Senate Advances Amendment to Overturn Citizens United

Today the U.S. Senate voted 79-18 to advance a constitutional amendment to overturn Citizens United, the landmark Supreme Court decision which gave corporations and labor unions the green light to spend unlimited amounts on campaign advertisement.

Lawmakers on both sides of the aisle have strong feelings about the ruling, especially with the November midterm election just two months away.

Back in January 2010, in a 5-4 decision, the U.S. Supreme Court ruled it OK for corporations to spend as much as they so choose on political campaigns.

Court justices handed down the ruling, justifying their reasoning by stating it was still illegal for corporations to make contributions directly to candidates for federal office.

But then came the rise of Super PACs, which can accept unlimited amounts from billionaires, unions and corporations to buy advertising and attack ads.

"What makes America great is that everyone has a say in the decisions that we make," says Senator Jon Tester. "That each one of us from the richest to the poorest, has an equal stake in electing our leaders, but the Supreme Court can't seem to figure that out. "

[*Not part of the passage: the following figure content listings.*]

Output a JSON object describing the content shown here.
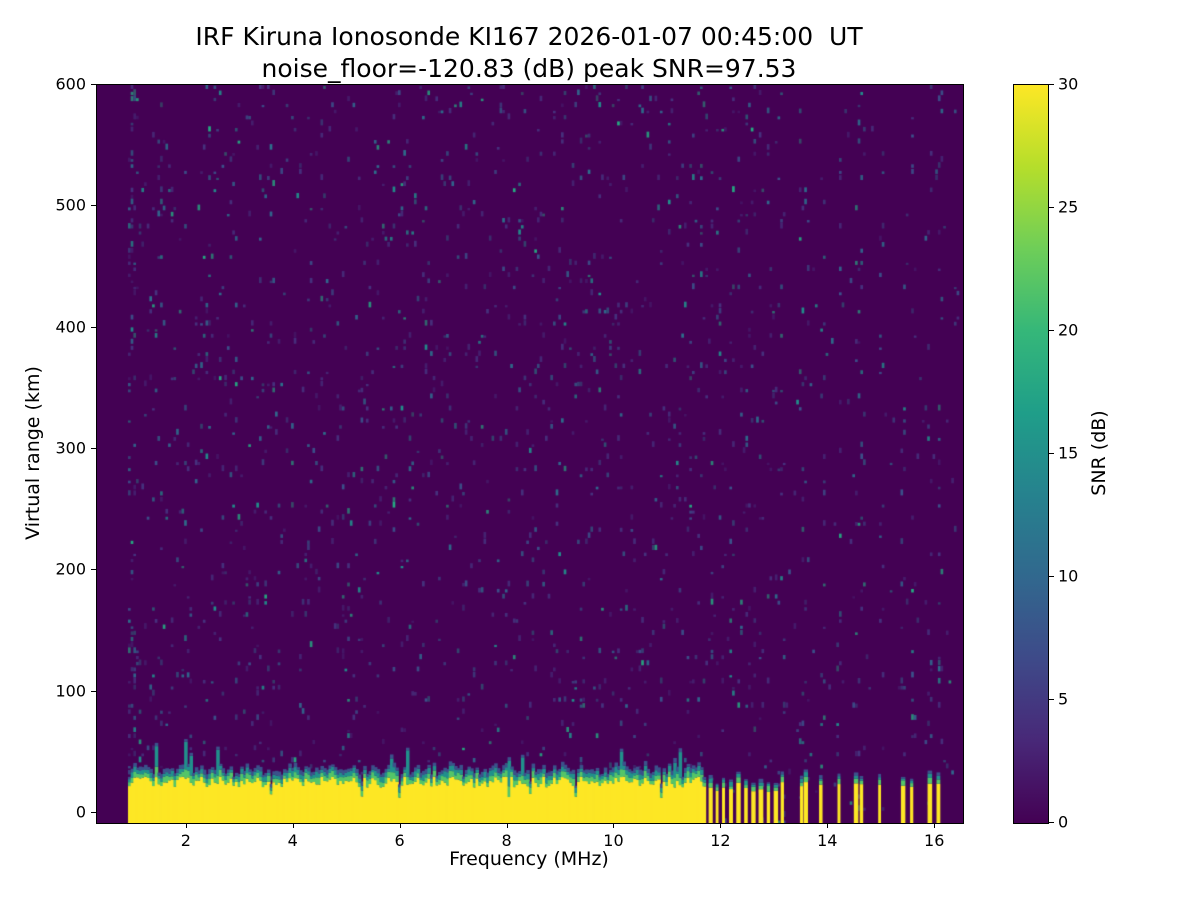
{
  "chart_data": {
    "type": "heatmap",
    "title": "IRF Kiruna Ionosonde KI167 2026-01-07 00:45:00  UT",
    "subtitle": "noise_floor=-120.83 (dB) peak SNR=97.53",
    "station": "IRF Kiruna Ionosonde KI167",
    "timestamp_ut": "2026-01-07 00:45:00",
    "noise_floor_db": -120.83,
    "peak_snr_db": 97.53,
    "xlabel": "Frequency (MHz)",
    "ylabel": "Virtual range (km)",
    "xlim": [
      0.32,
      16.52
    ],
    "ylim": [
      -8.3,
      600
    ],
    "xticks": [
      2,
      4,
      6,
      8,
      10,
      12,
      14,
      16
    ],
    "yticks": [
      0,
      100,
      200,
      300,
      400,
      500,
      600
    ],
    "grid": false,
    "legend": "none",
    "colorbar": {
      "label": "SNR (dB)",
      "min": 0,
      "max": 30,
      "ticks": [
        0,
        5,
        10,
        15,
        20,
        25,
        30
      ],
      "colors": [
        "#440154",
        "#482878",
        "#3e4a89",
        "#31688e",
        "#26828e",
        "#1f9e89",
        "#35b779",
        "#6ece58",
        "#b5de2b",
        "#fde725"
      ]
    },
    "colors": {
      "background": "#440154",
      "echo_yellow": "#fde725",
      "edge_green": "#54c568",
      "edge_teal": "#21918c",
      "edge_blue": "#3b528b"
    },
    "ground_echo": {
      "f_start": 0.9,
      "f_end": 11.62,
      "top_km_base": 21,
      "top_km_jitter": 9,
      "green_km_base": 2.5,
      "green_km_jitter": 3.5,
      "teal_km_base": 2,
      "teal_km_jitter": 3,
      "blue_km_base": 1.5,
      "blue_km_jitter": 2.5,
      "spike_prob": 0.06,
      "spike_extra_km": 14,
      "notch_prob": 0.03,
      "notch_top_km": 12
    },
    "stripes": [
      11.68,
      11.8,
      11.92,
      12.04,
      12.18,
      12.32,
      12.46,
      12.6,
      12.74,
      12.88,
      13.02,
      13.14,
      13.5,
      13.58,
      13.86,
      14.2,
      14.52,
      14.62,
      14.96,
      15.4,
      15.56,
      15.9,
      16.06
    ],
    "stripe_top_km_base": 16,
    "stripe_top_km_jitter": 10,
    "noise": {
      "seed": 42,
      "f_start": 0.9,
      "f_end": 16.45,
      "cell_mhz": 0.05,
      "cell_km": 5,
      "p_low": 0.05,
      "p_high": 0.012,
      "p_stripe": 0.07,
      "p_left": 0.28,
      "left_column_f_end": 1.02,
      "stripe_near_mhz": 0.05,
      "palette": [
        "#46327e",
        "#3b528b",
        "#31688e",
        "#2c728e",
        "#21918c",
        "#25ac82"
      ]
    }
  }
}
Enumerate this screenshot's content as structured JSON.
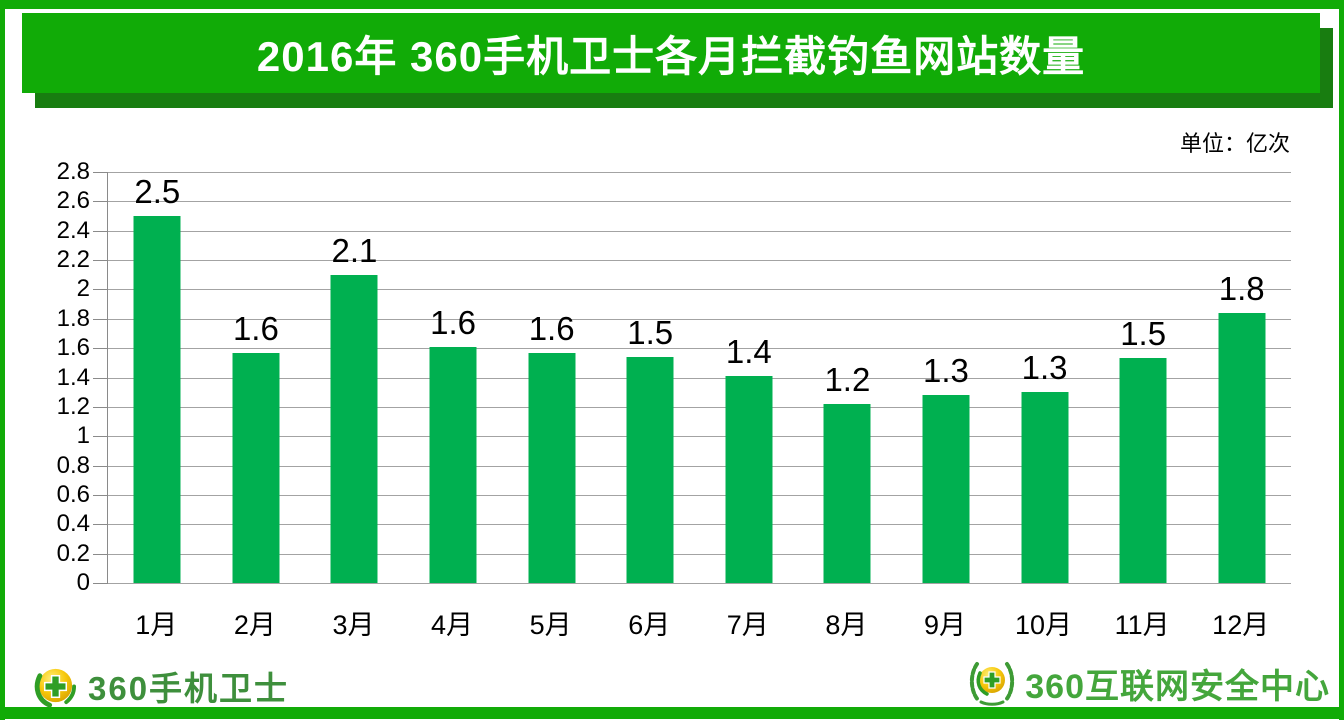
{
  "header": {
    "title": "2016年 360手机卫士各月拦截钓鱼网站数量",
    "banner_color": "#11ab07",
    "banner_shadow_color": "#187d10",
    "title_text_color": "#ffffff"
  },
  "chart_data": {
    "type": "bar",
    "title": "2016年 360手机卫士各月拦截钓鱼网站数量",
    "unit": "单位：亿次",
    "categories": [
      "1月",
      "2月",
      "3月",
      "4月",
      "5月",
      "6月",
      "7月",
      "8月",
      "9月",
      "10月",
      "11月",
      "12月"
    ],
    "values": [
      2.5,
      1.6,
      2.1,
      1.6,
      1.6,
      1.5,
      1.4,
      1.2,
      1.3,
      1.3,
      1.5,
      1.8
    ],
    "value_labels": [
      "2.5",
      "1.6",
      "2.1",
      "1.6",
      "1.6",
      "1.5",
      "1.4",
      "1.2",
      "1.3",
      "1.3",
      "1.5",
      "1.8"
    ],
    "bar_heights": [
      2.5,
      1.57,
      2.1,
      1.61,
      1.57,
      1.54,
      1.41,
      1.22,
      1.28,
      1.3,
      1.53,
      1.84
    ],
    "xlabel": "",
    "ylabel": "",
    "ylim": [
      0,
      2.8
    ],
    "ytick_step": 0.2,
    "yticks": [
      "2.8",
      "2.6",
      "2.4",
      "2.2",
      "2",
      "1.8",
      "1.6",
      "1.4",
      "1.2",
      "1",
      "0.8",
      "0.6",
      "0.4",
      "0.2",
      "0"
    ],
    "bar_color": "#00b050",
    "gridline_color": "#a3a3a3",
    "grid": true,
    "legend": "none"
  },
  "footer": {
    "left_logo": {
      "icon": "360-mobile-guard-ball-icon",
      "text": "360手机卫士",
      "text_color": "#3e8f3c"
    },
    "right_logo": {
      "icon": "360-security-center-wreath-icon",
      "text": "360互联网安全中心",
      "text_color": "#44a63c"
    }
  }
}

Senator Tester, who is co-sponsoring the amendment introduced by New Mexico Senator Tom Udall, is calling fellow lawmakers to overturn the ruling which many felt cemented corporations as people.

"Its time to overturn Citizens United. Its time to put people and ideas back in charge of our elections."

The amendment, which Senator Tester is co-sponsoring, would not dictate any specific policies or regulations of campaign contributions, but would grant congress the express authority to regulate and limit independent expenditures, mostly made by large corporations.